During his stay in Moscow, Mifsud met with at least one other individual referenced in the Mueller documents.

According to the documents, Mifsud introduced Papadopoulos to a "Russian national connected to the Russian Ministry of Foreign Affairs" over email in April 2016. Media reports have suggested that the unnamed Russian national is Ivan Timofeev, RIAC’s director of programs.

Timofeev acknowledged over email that Mifsud was in Moscow last October and volunteered the information about the seminar, but he declined to say whether they discussed interactions with Papadopoulos.
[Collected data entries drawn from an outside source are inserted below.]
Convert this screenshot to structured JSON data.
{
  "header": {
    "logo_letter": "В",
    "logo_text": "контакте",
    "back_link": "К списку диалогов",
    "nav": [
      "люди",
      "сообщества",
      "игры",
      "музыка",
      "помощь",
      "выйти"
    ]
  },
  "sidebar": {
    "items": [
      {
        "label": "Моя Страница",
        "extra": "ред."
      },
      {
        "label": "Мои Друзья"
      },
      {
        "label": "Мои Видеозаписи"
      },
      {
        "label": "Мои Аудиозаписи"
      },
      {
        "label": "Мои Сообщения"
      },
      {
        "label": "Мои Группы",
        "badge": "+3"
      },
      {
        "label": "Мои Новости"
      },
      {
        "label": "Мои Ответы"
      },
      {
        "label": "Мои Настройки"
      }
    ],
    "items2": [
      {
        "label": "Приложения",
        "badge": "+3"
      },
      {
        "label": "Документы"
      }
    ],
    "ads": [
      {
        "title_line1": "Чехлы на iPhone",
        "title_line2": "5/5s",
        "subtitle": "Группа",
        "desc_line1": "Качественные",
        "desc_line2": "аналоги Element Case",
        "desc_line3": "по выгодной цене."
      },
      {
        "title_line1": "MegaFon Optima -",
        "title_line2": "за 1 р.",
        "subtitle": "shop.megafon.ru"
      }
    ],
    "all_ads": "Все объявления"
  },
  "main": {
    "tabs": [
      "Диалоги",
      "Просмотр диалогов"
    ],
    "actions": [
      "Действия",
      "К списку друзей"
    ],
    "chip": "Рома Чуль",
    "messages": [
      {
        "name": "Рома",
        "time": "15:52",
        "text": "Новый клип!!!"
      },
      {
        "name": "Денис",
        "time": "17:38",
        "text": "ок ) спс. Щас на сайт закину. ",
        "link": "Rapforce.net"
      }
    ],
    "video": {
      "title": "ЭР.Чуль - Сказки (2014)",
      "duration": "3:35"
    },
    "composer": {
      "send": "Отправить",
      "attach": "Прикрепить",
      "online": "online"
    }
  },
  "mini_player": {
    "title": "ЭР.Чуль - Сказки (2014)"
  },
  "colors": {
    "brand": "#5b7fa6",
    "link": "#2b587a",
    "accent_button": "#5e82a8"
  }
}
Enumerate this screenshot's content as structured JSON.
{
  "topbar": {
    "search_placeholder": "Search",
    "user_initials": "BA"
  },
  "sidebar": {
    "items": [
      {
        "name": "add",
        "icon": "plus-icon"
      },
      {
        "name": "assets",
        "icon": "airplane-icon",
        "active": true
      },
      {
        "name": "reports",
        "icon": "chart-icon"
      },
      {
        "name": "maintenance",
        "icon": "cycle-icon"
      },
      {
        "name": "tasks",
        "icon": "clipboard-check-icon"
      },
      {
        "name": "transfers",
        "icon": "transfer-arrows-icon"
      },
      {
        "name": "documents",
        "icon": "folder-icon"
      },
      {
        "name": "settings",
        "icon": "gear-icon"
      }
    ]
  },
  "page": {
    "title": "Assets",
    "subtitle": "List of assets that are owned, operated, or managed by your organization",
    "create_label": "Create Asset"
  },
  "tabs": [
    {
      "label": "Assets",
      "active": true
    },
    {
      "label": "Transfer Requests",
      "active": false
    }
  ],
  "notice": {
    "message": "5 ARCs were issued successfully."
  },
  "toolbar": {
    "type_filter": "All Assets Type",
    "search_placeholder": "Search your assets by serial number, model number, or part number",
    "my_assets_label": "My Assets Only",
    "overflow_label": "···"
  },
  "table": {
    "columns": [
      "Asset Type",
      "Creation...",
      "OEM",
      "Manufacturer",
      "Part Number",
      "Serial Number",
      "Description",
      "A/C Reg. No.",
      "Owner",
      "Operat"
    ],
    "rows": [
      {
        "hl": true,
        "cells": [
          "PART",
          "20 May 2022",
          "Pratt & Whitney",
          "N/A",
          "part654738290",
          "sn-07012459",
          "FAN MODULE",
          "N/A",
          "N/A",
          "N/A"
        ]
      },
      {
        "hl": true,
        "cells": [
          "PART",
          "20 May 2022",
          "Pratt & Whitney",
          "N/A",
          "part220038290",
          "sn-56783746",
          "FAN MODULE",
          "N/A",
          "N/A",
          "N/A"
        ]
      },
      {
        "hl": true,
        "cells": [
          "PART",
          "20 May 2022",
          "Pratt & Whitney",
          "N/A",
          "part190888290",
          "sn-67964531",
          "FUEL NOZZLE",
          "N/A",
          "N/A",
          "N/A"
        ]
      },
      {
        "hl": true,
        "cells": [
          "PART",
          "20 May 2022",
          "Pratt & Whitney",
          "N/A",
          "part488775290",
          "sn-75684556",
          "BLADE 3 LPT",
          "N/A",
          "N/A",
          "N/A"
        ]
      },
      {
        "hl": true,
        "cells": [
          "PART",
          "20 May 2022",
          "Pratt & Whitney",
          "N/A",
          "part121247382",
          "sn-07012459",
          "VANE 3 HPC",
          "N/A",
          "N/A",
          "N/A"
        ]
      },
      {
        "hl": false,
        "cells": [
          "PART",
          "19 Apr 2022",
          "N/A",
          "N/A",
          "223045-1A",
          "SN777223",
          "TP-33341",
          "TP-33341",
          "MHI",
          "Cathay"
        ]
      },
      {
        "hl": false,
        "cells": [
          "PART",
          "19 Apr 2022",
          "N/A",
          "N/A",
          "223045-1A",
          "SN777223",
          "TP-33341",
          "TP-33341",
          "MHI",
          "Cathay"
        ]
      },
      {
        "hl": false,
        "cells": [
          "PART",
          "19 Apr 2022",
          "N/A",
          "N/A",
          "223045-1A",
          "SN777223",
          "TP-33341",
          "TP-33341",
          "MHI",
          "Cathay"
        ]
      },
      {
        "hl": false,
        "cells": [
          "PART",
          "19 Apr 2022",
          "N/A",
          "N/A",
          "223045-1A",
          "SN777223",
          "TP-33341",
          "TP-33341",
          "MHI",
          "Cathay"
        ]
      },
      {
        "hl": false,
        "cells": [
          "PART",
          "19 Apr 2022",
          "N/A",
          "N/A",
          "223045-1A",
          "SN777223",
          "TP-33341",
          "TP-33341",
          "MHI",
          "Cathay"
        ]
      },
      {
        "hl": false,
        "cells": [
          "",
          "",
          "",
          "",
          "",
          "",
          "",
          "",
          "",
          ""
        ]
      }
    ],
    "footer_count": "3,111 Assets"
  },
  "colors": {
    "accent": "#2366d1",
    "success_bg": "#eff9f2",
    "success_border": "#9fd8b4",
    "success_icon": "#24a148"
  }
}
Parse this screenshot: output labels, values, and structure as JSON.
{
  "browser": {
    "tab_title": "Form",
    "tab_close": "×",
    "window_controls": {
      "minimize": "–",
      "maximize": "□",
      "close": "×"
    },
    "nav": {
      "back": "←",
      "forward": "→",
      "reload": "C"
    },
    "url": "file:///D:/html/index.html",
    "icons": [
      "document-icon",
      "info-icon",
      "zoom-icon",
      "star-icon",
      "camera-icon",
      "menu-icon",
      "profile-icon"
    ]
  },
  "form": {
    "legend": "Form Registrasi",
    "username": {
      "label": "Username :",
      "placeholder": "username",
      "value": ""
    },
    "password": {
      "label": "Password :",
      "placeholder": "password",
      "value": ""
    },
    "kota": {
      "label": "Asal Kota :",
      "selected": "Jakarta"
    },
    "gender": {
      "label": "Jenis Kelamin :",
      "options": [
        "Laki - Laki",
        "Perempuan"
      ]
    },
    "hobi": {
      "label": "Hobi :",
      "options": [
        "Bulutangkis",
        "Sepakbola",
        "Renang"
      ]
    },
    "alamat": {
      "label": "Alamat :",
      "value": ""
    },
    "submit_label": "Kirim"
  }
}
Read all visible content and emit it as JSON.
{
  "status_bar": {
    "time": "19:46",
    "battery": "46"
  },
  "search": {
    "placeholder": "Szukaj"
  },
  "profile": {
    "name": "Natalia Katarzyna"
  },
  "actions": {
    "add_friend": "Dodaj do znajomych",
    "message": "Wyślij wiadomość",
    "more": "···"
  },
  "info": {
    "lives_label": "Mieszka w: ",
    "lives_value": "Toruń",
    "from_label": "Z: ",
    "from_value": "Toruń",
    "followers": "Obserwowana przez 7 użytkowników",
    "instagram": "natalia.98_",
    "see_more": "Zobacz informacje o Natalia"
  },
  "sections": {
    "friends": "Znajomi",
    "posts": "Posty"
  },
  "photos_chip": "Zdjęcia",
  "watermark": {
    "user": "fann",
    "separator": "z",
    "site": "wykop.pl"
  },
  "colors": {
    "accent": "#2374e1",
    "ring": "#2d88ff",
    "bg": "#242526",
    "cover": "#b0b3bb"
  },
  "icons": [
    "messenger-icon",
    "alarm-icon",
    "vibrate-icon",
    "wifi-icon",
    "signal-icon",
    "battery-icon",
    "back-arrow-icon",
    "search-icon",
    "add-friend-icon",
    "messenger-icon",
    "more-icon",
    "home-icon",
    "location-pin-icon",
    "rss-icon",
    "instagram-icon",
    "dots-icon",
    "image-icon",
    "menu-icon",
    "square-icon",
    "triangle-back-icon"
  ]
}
Mifsud was last seen Oct. 31, 2017, when he gave an interview with Italian newspaper La Repubblica published the next day. He has since vanished from the Rome university where he’d worked for years and quit his job with a Scottish university. The London diplomatic institute where he was a director has shut down, and Italian prosecutors, who are seeking him in an unrelated case where he is accused of inflating salaries at a university consortium in Agrigento, Sicily, which he presided over nearly a decade ago, haven’t been able to locate him.

Mifsud has not responded to repeated requests for comment. He acknowledged in the interview with La Repubblica that he met Papadopoulos “three or four times,” and facilitated connections between "official and unofficial sources," but denied any wrongdoing.

According to court filings, Mifsud told Papadopoulos about the Democrats’ emails in April 2016, before the Democrats themselves were aware that their computer system had been hacked. Mifsud told Papadopoulos he’d learned of the emails during a trip to Russia, but who told him is unknown.

Papadopoulos is reported to have later shared the information with the Australian high commissioner to the United Kingdom, whose government passed the information to US authorities after WikiLeaks began publishing the emails in July 2016. That information sparked the FBI to launch the investigation that Mueller now leads.

Papadopoulos has pleaded guilty to lying to the FBI about his contacts with Russia.